Data mining was initially raised from mining unknown regular information from customers' goods baskets in market. Many traditional and classical mining methods were raised for these goal, such as association rules, sequential patterns, classifier and clustering methods.
Data mining can help people to know what is hidden behind the huge data resource. On this meaning, it helps to reduce the information capacity and the complexity. Data mining is an unsupervised machine learning method, which has no and a little help from background knowledge.
On the other hand, with the variety and plenty of information, data mining technology opens is application, but at the same time, many new difficulties come out. WWW is a new data resource for data mining, which is a totally different data format embodied in the data meaning, data organization, data structure and data storage. So new mining methods are needed.
Now we are doing some works on Usage mining from WWW from three points:
- To define new usage patterns and mine these patterns from web server logs. Users, Time and Pages are the three key parameters to define the usage patterns. It is already known that traditional usage patterns in data mining are not proper for WWW environment.
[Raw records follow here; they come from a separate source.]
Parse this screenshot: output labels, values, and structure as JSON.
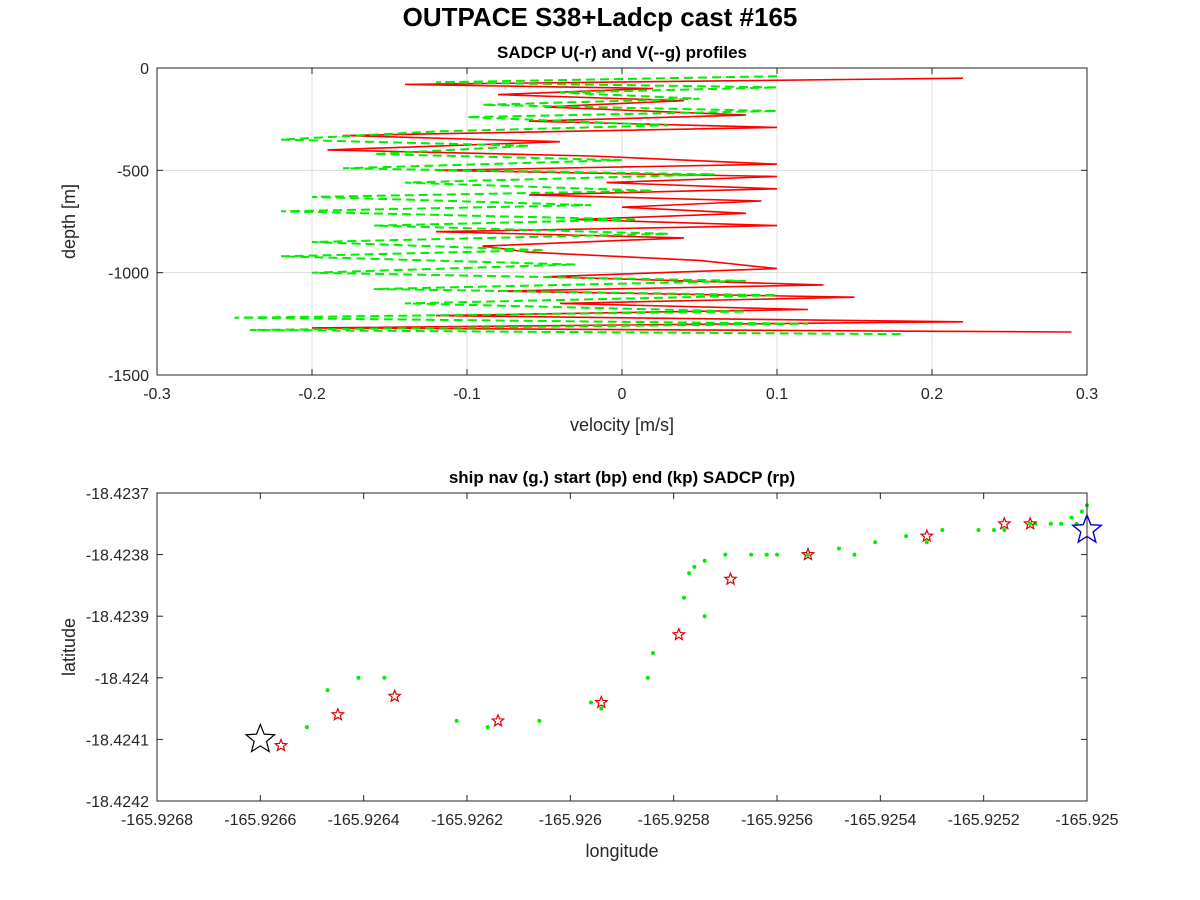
{
  "figure": {
    "title": "OUTPACE S38+Ladcp cast #165"
  },
  "chart_data": [
    {
      "type": "line",
      "title": "SADCP U(-r) and V(--g) profiles",
      "xlabel": "velocity [m/s]",
      "ylabel": "depth [m]",
      "xlim": [
        -0.3,
        0.3
      ],
      "ylim": [
        -1500,
        0
      ],
      "xticks": [
        "-0.3",
        "-0.2",
        "-0.1",
        "0",
        "0.1",
        "0.2",
        "0.3"
      ],
      "yticks": [
        "0",
        "-500",
        "-1000",
        "-1500"
      ],
      "grid": true,
      "series": [
        {
          "color": "#ff0000",
          "style": "solid",
          "depth": [
            -50,
            -80,
            -100,
            -130,
            -160,
            -190,
            -230,
            -260,
            -290,
            -330,
            -360,
            -400,
            -430,
            -470,
            -500,
            -530,
            -560,
            -590,
            -620,
            -650,
            -680,
            -710,
            -740,
            -770,
            -800,
            -830,
            -870,
            -900,
            -940,
            -980,
            -1020,
            -1060,
            -1090,
            -1120,
            -1150,
            -1180,
            -1210,
            -1240,
            -1270,
            -1290
          ],
          "values": [
            0.22,
            -0.14,
            0.02,
            -0.08,
            0.04,
            -0.05,
            0.08,
            -0.06,
            0.1,
            -0.18,
            -0.04,
            -0.19,
            -0.02,
            0.1,
            -0.12,
            0.1,
            -0.01,
            0.1,
            -0.06,
            0.09,
            0.0,
            0.08,
            -0.03,
            0.1,
            -0.12,
            0.04,
            -0.09,
            -0.06,
            0.05,
            0.1,
            -0.05,
            0.13,
            -0.08,
            0.15,
            -0.04,
            0.12,
            -0.12,
            0.22,
            -0.2,
            0.29
          ]
        },
        {
          "color": "#00ee00",
          "style": "dashed",
          "depth": [
            -40,
            -70,
            -95,
            -120,
            -150,
            -180,
            -210,
            -240,
            -280,
            -310,
            -350,
            -380,
            -420,
            -450,
            -490,
            -520,
            -560,
            -600,
            -630,
            -670,
            -700,
            -740,
            -770,
            -810,
            -850,
            -890,
            -920,
            -960,
            -1000,
            -1040,
            -1080,
            -1110,
            -1150,
            -1190,
            -1220,
            -1250,
            -1280,
            -1300
          ],
          "values": [
            0.1,
            -0.12,
            0.1,
            -0.04,
            0.05,
            -0.09,
            0.1,
            -0.1,
            0.03,
            -0.12,
            -0.22,
            -0.06,
            -0.16,
            0.0,
            -0.18,
            0.06,
            -0.14,
            0.02,
            -0.2,
            -0.02,
            -0.22,
            0.01,
            -0.16,
            0.03,
            -0.2,
            -0.05,
            -0.22,
            -0.03,
            -0.2,
            0.08,
            -0.16,
            0.1,
            -0.14,
            0.08,
            -0.25,
            0.12,
            -0.24,
            0.18
          ]
        }
      ]
    },
    {
      "type": "scatter",
      "title": "ship nav (g.) start (bp) end (kp) SADCP (rp)",
      "xlabel": "longitude",
      "ylabel": "latitude",
      "xlim": [
        -165.9268,
        -165.925
      ],
      "ylim": [
        -18.4242,
        -18.4237
      ],
      "xticks": [
        "-165.9268",
        "-165.9266",
        "-165.9264",
        "-165.9262",
        "-165.926",
        "-165.9258",
        "-165.9256",
        "-165.9254",
        "-165.9252",
        "-165.925"
      ],
      "yticks": [
        "-18.4237",
        "-18.4238",
        "-18.4239",
        "-18.424",
        "-18.4241",
        "-18.4242"
      ],
      "grid": false,
      "nav_color": "#00ee00",
      "nav_points": {
        "lon": [
          -165.92647,
          -165.92636,
          -165.92622,
          -165.92606,
          -165.92594,
          -165.92584,
          -165.92578,
          -165.92577,
          -165.92576,
          -165.92574,
          -165.9257,
          -165.92565,
          -165.9256,
          -165.92554,
          -165.92548,
          -165.92541,
          -165.92535,
          -165.92528,
          -165.92521,
          -165.92516,
          -165.92511,
          -165.92507,
          -165.92505,
          -165.92503,
          -165.92501,
          -165.925,
          -165.92651,
          -165.92641,
          -165.92616,
          -165.92596,
          -165.92585,
          -165.92574,
          -165.92562,
          -165.92545,
          -165.92531,
          -165.92518,
          -165.9251,
          -165.92502
        ],
        "lat": [
          -18.42402,
          -18.424,
          -18.42407,
          -18.42407,
          -18.42405,
          -18.42396,
          -18.42387,
          -18.42383,
          -18.42382,
          -18.42381,
          -18.4238,
          -18.4238,
          -18.4238,
          -18.4238,
          -18.42379,
          -18.42378,
          -18.42377,
          -18.42376,
          -18.42376,
          -18.42376,
          -18.42375,
          -18.42375,
          -18.42375,
          -18.42374,
          -18.42373,
          -18.42372,
          -18.42408,
          -18.424,
          -18.42408,
          -18.42404,
          -18.424,
          -18.4239,
          -18.4238,
          -18.4238,
          -18.42378,
          -18.42376,
          -18.42375,
          -18.42375
        ]
      },
      "sadcp_points": {
        "color": "#dd0000",
        "lon": [
          -165.92656,
          -165.92645,
          -165.92634,
          -165.92614,
          -165.92594,
          -165.92579,
          -165.92569,
          -165.92554,
          -165.92531,
          -165.92516,
          -165.92511
        ],
        "lat": [
          -18.42411,
          -18.42406,
          -18.42403,
          -18.42407,
          -18.42404,
          -18.42393,
          -18.42384,
          -18.4238,
          -18.42377,
          -18.42375,
          -18.42375
        ]
      },
      "start_point": {
        "color": "#000000",
        "lon": -165.9266,
        "lat": -18.4241
      },
      "end_point": {
        "color": "#0000cc",
        "lon": -165.925,
        "lat": -18.42376
      }
    }
  ]
}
Those patterns, such as association rules, sequential patterns and etc, can not fully embody the user behaviors through WWW, especially revisiting and backward actions, which happens because the links between pages. So combined with traditional mining methods and those methods in other application field, such as tree structure, directed graph and undirected graph, we are trying to mine the patterns about Maximum Forwards Path, Circle Path, Parallel Path and Directed Tree. We also try to further define and mine more complex usage patterns from web server logs.
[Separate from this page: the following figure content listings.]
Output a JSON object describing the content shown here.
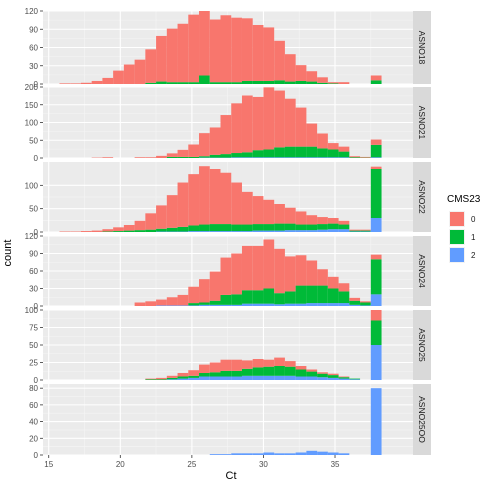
{
  "chart_data": {
    "type": "bar",
    "stacked": true,
    "faceted": true,
    "xlabel": "Ct",
    "ylabel": "count",
    "x_ticks": [
      15,
      20,
      25,
      30,
      35
    ],
    "xlim": [
      14.6,
      39.4
    ],
    "bin_width": 0.75,
    "bin_start": 15.75,
    "bin_count": 30,
    "legend": {
      "title": "CMS23",
      "position": "right",
      "entries": [
        {
          "label": "0",
          "color": "#F8766D"
        },
        {
          "label": "1",
          "color": "#00BA38"
        },
        {
          "label": "2",
          "color": "#619CFF"
        }
      ]
    },
    "panels": [
      {
        "label": "ASNO18",
        "ylim": [
          0,
          120
        ],
        "y_ticks": [
          0,
          30,
          60,
          90,
          120
        ],
        "series": [
          {
            "name": "0",
            "values": [
              1,
              1,
              2,
              5,
              10,
              22,
              32,
              40,
              55,
              75,
              88,
              96,
              111,
              116,
              103,
              110,
              106,
              103,
              92,
              88,
              65,
              45,
              26,
              17,
              9,
              2,
              3,
              0,
              0,
              8
            ]
          },
          {
            "name": "1",
            "values": [
              0,
              0,
              0,
              0,
              0,
              0,
              0,
              0,
              2,
              4,
              3,
              3,
              3,
              14,
              3,
              3,
              3,
              5,
              5,
              5,
              6,
              4,
              5,
              4,
              2,
              1,
              0,
              0,
              0,
              6
            ]
          },
          {
            "name": "2",
            "values": [
              0,
              0,
              0,
              0,
              0,
              0,
              0,
              0,
              0,
              0,
              0,
              0,
              0,
              0,
              0,
              0,
              0,
              0,
              0,
              0,
              0,
              0,
              0,
              0,
              0,
              0,
              0,
              0,
              0,
              0
            ]
          }
        ]
      },
      {
        "label": "ASNO21",
        "ylim": [
          0,
          200
        ],
        "y_ticks": [
          0,
          50,
          100,
          150,
          200
        ],
        "series": [
          {
            "name": "0",
            "values": [
              0,
              0,
              0,
              1,
              2,
              0,
              0,
              2,
              2,
              6,
              10,
              20,
              35,
              65,
              77,
              110,
              140,
              160,
              150,
              175,
              160,
              135,
              110,
              65,
              42,
              18,
              14,
              3,
              2,
              15
            ]
          },
          {
            "name": "1",
            "values": [
              0,
              0,
              0,
              0,
              0,
              0,
              0,
              0,
              0,
              0,
              3,
              3,
              3,
              4,
              8,
              10,
              12,
              14,
              20,
              22,
              28,
              30,
              30,
              30,
              25,
              22,
              16,
              2,
              1,
              35
            ]
          },
          {
            "name": "2",
            "values": [
              0,
              0,
              0,
              0,
              0,
              0,
              0,
              0,
              0,
              0,
              0,
              0,
              0,
              1,
              1,
              1,
              2,
              2,
              2,
              2,
              2,
              2,
              2,
              2,
              2,
              2,
              2,
              0,
              0,
              2
            ]
          }
        ]
      },
      {
        "label": "ASNO22",
        "ylim": [
          0,
          150
        ],
        "y_ticks": [
          0,
          50,
          100
        ],
        "series": [
          {
            "name": "0",
            "values": [
              1,
              1,
              2,
              3,
              5,
              8,
              12,
              20,
              35,
              50,
              70,
              95,
              110,
              125,
              118,
              110,
              90,
              70,
              60,
              52,
              42,
              34,
              28,
              20,
              15,
              12,
              8,
              2,
              2,
              5
            ]
          },
          {
            "name": "1",
            "values": [
              0,
              0,
              0,
              0,
              1,
              2,
              3,
              4,
              5,
              6,
              8,
              10,
              12,
              14,
              15,
              15,
              14,
              14,
              14,
              14,
              15,
              14,
              12,
              12,
              12,
              12,
              10,
              2,
              2,
              105
            ]
          },
          {
            "name": "2",
            "values": [
              0,
              0,
              0,
              0,
              0,
              0,
              0,
              0,
              0,
              1,
              1,
              1,
              2,
              2,
              2,
              2,
              2,
              2,
              3,
              3,
              3,
              4,
              4,
              4,
              5,
              6,
              6,
              1,
              1,
              30
            ]
          }
        ]
      },
      {
        "label": "ASNO24",
        "ylim": [
          0,
          120
        ],
        "y_ticks": [
          0,
          30,
          60,
          90,
          120
        ],
        "series": [
          {
            "name": "0",
            "values": [
              0,
              0,
              0,
              0,
              0,
              0,
              0,
              6,
              8,
              10,
              14,
              18,
              28,
              40,
              50,
              64,
              70,
              76,
              76,
              84,
              76,
              60,
              52,
              43,
              28,
              20,
              14,
              5,
              2,
              8
            ]
          },
          {
            "name": "1",
            "values": [
              0,
              0,
              0,
              0,
              0,
              0,
              0,
              0,
              0,
              0,
              0,
              0,
              4,
              4,
              7,
              17,
              18,
              23,
              23,
              26,
              19,
              21,
              31,
              30,
              30,
              25,
              20,
              7,
              5,
              60
            ]
          },
          {
            "name": "2",
            "values": [
              0,
              0,
              0,
              0,
              0,
              0,
              0,
              0,
              0,
              1,
              1,
              1,
              1,
              2,
              2,
              2,
              2,
              4,
              4,
              4,
              3,
              4,
              4,
              5,
              5,
              5,
              5,
              2,
              1,
              20
            ]
          }
        ]
      },
      {
        "label": "ASNO25",
        "ylim": [
          0,
          100
        ],
        "y_ticks": [
          0,
          25,
          50,
          75,
          100
        ],
        "series": [
          {
            "name": "0",
            "values": [
              0,
              0,
              0,
              0,
              0,
              0,
              0,
              0,
              1,
              2,
              3,
              5,
              8,
              12,
              14,
              16,
              16,
              12,
              12,
              10,
              12,
              8,
              5,
              3,
              2,
              2,
              1,
              0,
              0,
              15
            ]
          },
          {
            "name": "1",
            "values": [
              0,
              0,
              0,
              0,
              0,
              0,
              0,
              0,
              1,
              1,
              2,
              3,
              3,
              5,
              6,
              8,
              8,
              10,
              12,
              13,
              14,
              13,
              10,
              7,
              5,
              4,
              2,
              1,
              0,
              35
            ]
          },
          {
            "name": "2",
            "values": [
              0,
              0,
              0,
              0,
              0,
              0,
              0,
              0,
              0,
              0,
              1,
              2,
              3,
              5,
              5,
              5,
              5,
              6,
              6,
              6,
              6,
              6,
              5,
              5,
              4,
              3,
              2,
              1,
              0,
              50
            ]
          }
        ]
      },
      {
        "label": "ASNO25OO",
        "ylim": [
          0,
          85
        ],
        "y_ticks": [
          0,
          20,
          40,
          60,
          80
        ],
        "series": [
          {
            "name": "0",
            "values": [
              0,
              0,
              0,
              0,
              0,
              0,
              0,
              0,
              0,
              0,
              0,
              0,
              0,
              0,
              0,
              0,
              0,
              0,
              0,
              0,
              0,
              0,
              0,
              0,
              0,
              0,
              0,
              0,
              0,
              0
            ]
          },
          {
            "name": "1",
            "values": [
              0,
              0,
              0,
              0,
              0,
              0,
              0,
              0,
              0,
              0,
              0,
              0,
              0,
              0,
              0,
              0,
              0,
              0,
              0,
              0,
              0,
              0,
              0,
              0,
              0,
              0,
              0,
              0,
              0,
              0
            ]
          },
          {
            "name": "2",
            "values": [
              0,
              0,
              0,
              0,
              0,
              0,
              0,
              0,
              0,
              0,
              0,
              0,
              0,
              0,
              1,
              1,
              2,
              2,
              2,
              3,
              2,
              2,
              3,
              5,
              4,
              3,
              2,
              0,
              0,
              80
            ]
          }
        ]
      }
    ]
  }
}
- To define new usage patterns and mine these patterns from Real Stream server logs. Real Stream server logs are different from common server logs in data format. Stream logs give much more plentiful information about users behaviors records. Our mining works on the stream logs from tele-Lectures in tele-TASK. So our goal is how to define the students' behaviors on the stream lectures and how to mine these patterns.
- To give an unified definition and expression format for different usage patterns. Among the mined different patterns, there exist information redundancy and obscurity. From two aspects, these problem could be solved: on the one hand, we can make use Fuzzy and Rough Set theory to build a value judgment standard for the patterns, and then to further integrate or divide the mined pattern sets; on the other hand, we can depict the meta-data by a "meaningful" method, which can unify these meta-data with mined patterns on format and semantics, then semantic information can be extracted during mining process or after patterns mining.